In java, an ArrayList is a data structure implemented using an array that is resized each time it gets full. A HashSet is an implementation of a data structure that we will cover soon in this class (you will be implementing a HashMap in HW7).

Warning: Since the values are random and they are removed in a random order, there may be more variation in the running time than in earlier questions. Also, HashSet in particular may seem to have some irregularities in the way that its running time increases. We'll learn in lecture next week how HashSet works, which will provide some insight as to why this irregularity occurs.
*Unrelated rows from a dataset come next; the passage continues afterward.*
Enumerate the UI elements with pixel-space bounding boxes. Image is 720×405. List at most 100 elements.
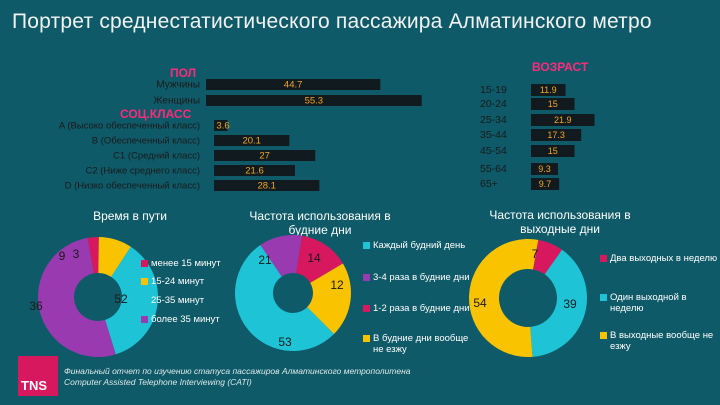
age-value-0: 11.9 xyxy=(540,85,557,95)
pie1-slice-0 xyxy=(235,245,335,351)
age-bar-1 xyxy=(531,98,575,110)
social-class-title: СОЦ.КЛАСС xyxy=(120,107,192,121)
pie1-value-1: 12 xyxy=(330,278,344,292)
weekday-frequency-title: Частота использования в будние дни xyxy=(249,209,391,237)
age-bar-4 xyxy=(531,145,575,157)
weekend-frequency-title: Частота использования в выходные дни xyxy=(489,208,631,236)
legend0-label-1: 15-24 минут xyxy=(151,276,205,287)
class-label-4: D (Низко обеспеченный класс) xyxy=(65,181,200,192)
pie1-slice-2 xyxy=(296,235,343,283)
pie0-value-3: 52 xyxy=(114,292,128,306)
legend1-swatch-0 xyxy=(363,242,370,249)
legend2-label-1: Один выходной в неделю xyxy=(610,292,687,314)
legend1-label-1: 3-4 раза в будние дни xyxy=(373,272,470,283)
gender-bar-0 xyxy=(206,79,381,90)
pie1-slice-3 xyxy=(307,263,352,335)
class-value-3: 21.6 xyxy=(245,166,264,177)
gender-bar-1 xyxy=(206,95,422,106)
age-value-2: 21.9 xyxy=(554,115,572,125)
pie2-slice-1 xyxy=(530,249,588,357)
footer-note: Финальный отчет по изучению статуса пасс… xyxy=(64,366,411,388)
legend2-swatch-0 xyxy=(600,255,607,262)
tns-logo: TNS xyxy=(18,356,58,396)
legend1-swatch-3 xyxy=(363,335,370,342)
age-value-1: 15 xyxy=(548,99,558,109)
age-label-1: 20-24 xyxy=(480,98,507,110)
class-bar-0 xyxy=(214,120,228,131)
class-label-1: B (Обеспеченный класс) xyxy=(92,136,200,147)
age-value-6: 9.7 xyxy=(539,179,552,189)
legend0-label-3: более 35 минут xyxy=(151,314,220,325)
legend0-swatch-0 xyxy=(141,260,148,267)
age-bar-5 xyxy=(531,163,558,175)
footer-line-2: Computer Assisted Telephone Interviewing… xyxy=(64,377,252,387)
legend1-label-0: Каждый будний день xyxy=(373,240,466,251)
class-label-2: C1 (Средний класс) xyxy=(113,151,200,162)
age-label-0: 15-19 xyxy=(480,84,507,96)
pie0-value-0: 3 xyxy=(73,247,80,261)
legend0-swatch-1 xyxy=(141,278,148,285)
age-bar-2 xyxy=(531,114,595,126)
age-label-4: 45-54 xyxy=(480,145,507,157)
pie2-slice-0 xyxy=(533,239,563,275)
legend0-label-0: менее 15 минут xyxy=(151,258,221,269)
pie1-value-3: 21 xyxy=(258,253,272,267)
age-label-5: 55-64 xyxy=(480,163,507,175)
gender-title: ПОЛ xyxy=(170,66,197,80)
pie1-value-2: 14 xyxy=(307,251,321,265)
class-value-1: 20.1 xyxy=(242,136,261,147)
gender-value-0: 44.7 xyxy=(284,80,303,91)
page-title: Портрет среднестатистического пассажира … xyxy=(12,10,652,33)
age-bar-0 xyxy=(531,84,566,96)
age-bar-6 xyxy=(531,178,560,190)
gender-value-1: 55.3 xyxy=(305,96,324,107)
legend0-swatch-2 xyxy=(141,297,148,304)
legend2-label-2: В выходные вообще не езжу xyxy=(610,330,714,352)
age-value-5: 9.3 xyxy=(538,164,551,174)
footer-line-1: Финальный отчет по изучению статуса пасс… xyxy=(64,366,411,376)
legend1-swatch-2 xyxy=(363,305,370,312)
legend1-swatch-1 xyxy=(363,274,370,281)
legend0-swatch-3 xyxy=(141,316,148,323)
age-label-3: 35-44 xyxy=(480,129,507,141)
gender-label-1: Женщины xyxy=(153,96,200,107)
pie2-slice-2 xyxy=(469,239,539,357)
age-value-3: 17.3 xyxy=(547,130,565,140)
age-label-6: 65+ xyxy=(480,178,498,190)
legend2-swatch-2 xyxy=(600,332,607,339)
class-value-0: 3.6 xyxy=(216,121,229,132)
pie0-slice-0 xyxy=(87,237,99,274)
pie1-slice-1 xyxy=(260,234,303,277)
age-value-4: 15 xyxy=(548,146,558,156)
class-bar-4 xyxy=(214,180,320,191)
gender-label-0: Мужчины xyxy=(156,80,200,91)
class-value-2: 27 xyxy=(259,151,270,162)
age-label-2: 25-34 xyxy=(480,114,507,126)
legend2-label-0: Два выходных в неделю xyxy=(610,253,718,264)
age-bar-3 xyxy=(531,129,582,141)
legend0-label-2: 25-35 минут xyxy=(151,295,205,306)
class-bar-2 xyxy=(214,150,316,161)
legend1-label-2: 1-2 раза в будние дни xyxy=(373,303,470,314)
pie0-value-1: 9 xyxy=(59,249,66,263)
pie0-slice-3 xyxy=(38,237,116,357)
legend2-swatch-1 xyxy=(600,294,607,301)
legend1-label-3: В будние дни вообще не езжу xyxy=(373,333,469,355)
age-title: ВОЗРАСТ xyxy=(532,60,589,74)
pie1-value-0: 53 xyxy=(278,335,292,349)
class-bar-1 xyxy=(214,135,290,146)
class-value-4: 28.1 xyxy=(257,181,276,192)
class-bar-3 xyxy=(214,165,295,176)
pie2-value-1: 39 xyxy=(563,297,577,311)
pie0-slice-1 xyxy=(98,237,131,277)
pie0-slice-2 xyxy=(105,246,159,355)
class-label-3: C2 (Ниже среднего класс) xyxy=(85,166,200,177)
pie2-value-0: 7 xyxy=(532,247,539,261)
pie0-value-2: 36 xyxy=(29,299,43,313)
pie2-value-2: 54 xyxy=(473,296,487,310)
travel-time-title: Время в пути xyxy=(93,209,167,223)
class-label-0: A (Высоко обеспеченный класс) xyxy=(59,121,200,132)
## 4: Determining the running time of a sorting algorithm

Now look at `Sorts.java`. Both functions in `Sorts.java` sort a list by moving each element of the list (starting from the beginning of the list) backwards through the list until it is greater than or equal to the element to its right. (This sorting algorithm is called insertion sort. Later in this class we will learn a variety of other sorting algorithms.) The first function in `Sorts.java` sorts an ArrayList and the second one sorts a linked list. So both functions use the same algorithm, the only difference is the data structure.

Experimentally determine the running times of the two sorting functions in `Sorts.java`. Once again, you can ignore constant factors. Put your results in `lab8.txt`.

You can run Sorts.java as follows:

• `java Sorts sort1 n`: runs the ArrayList-based function on an ArrayList of `n` random values
• `java Sorts sort2 n`: runs the linked list-based function on a LinkedList of `n` random values

If you find a significant difference in the running times of these functions, try to figure out why this difference exists.

Note: Since the list being sorted is generated randomly each time, there may be more variance in individual running times than in previous parts of this lab. Thus you may need to take more measurements to accurately determine the running time (though you are only required to make four measurements).

## 5: Extra practice

Consider the following piece of code:

``````for (long i = 0; i < n; i++) {
long j = i*i;
while (j <= n) {
j += 1;
}
}``````

Try to figure out the asymptotic running time of this piece of code (in terms of n) using O() notation. Add your initial guess to the file `lab8.txt`. Then experimentally test your answer using `Stopwatch.java` (you can use `Asymptotics.java` as a reference) and add your measurements to `lab8.txt` (make at least four measurements). Finally, using the results of your experiments, determine the asymptotic running time of the code and add it to `lab8.txt`. If this answer does not match your initial guess, try to figure out why.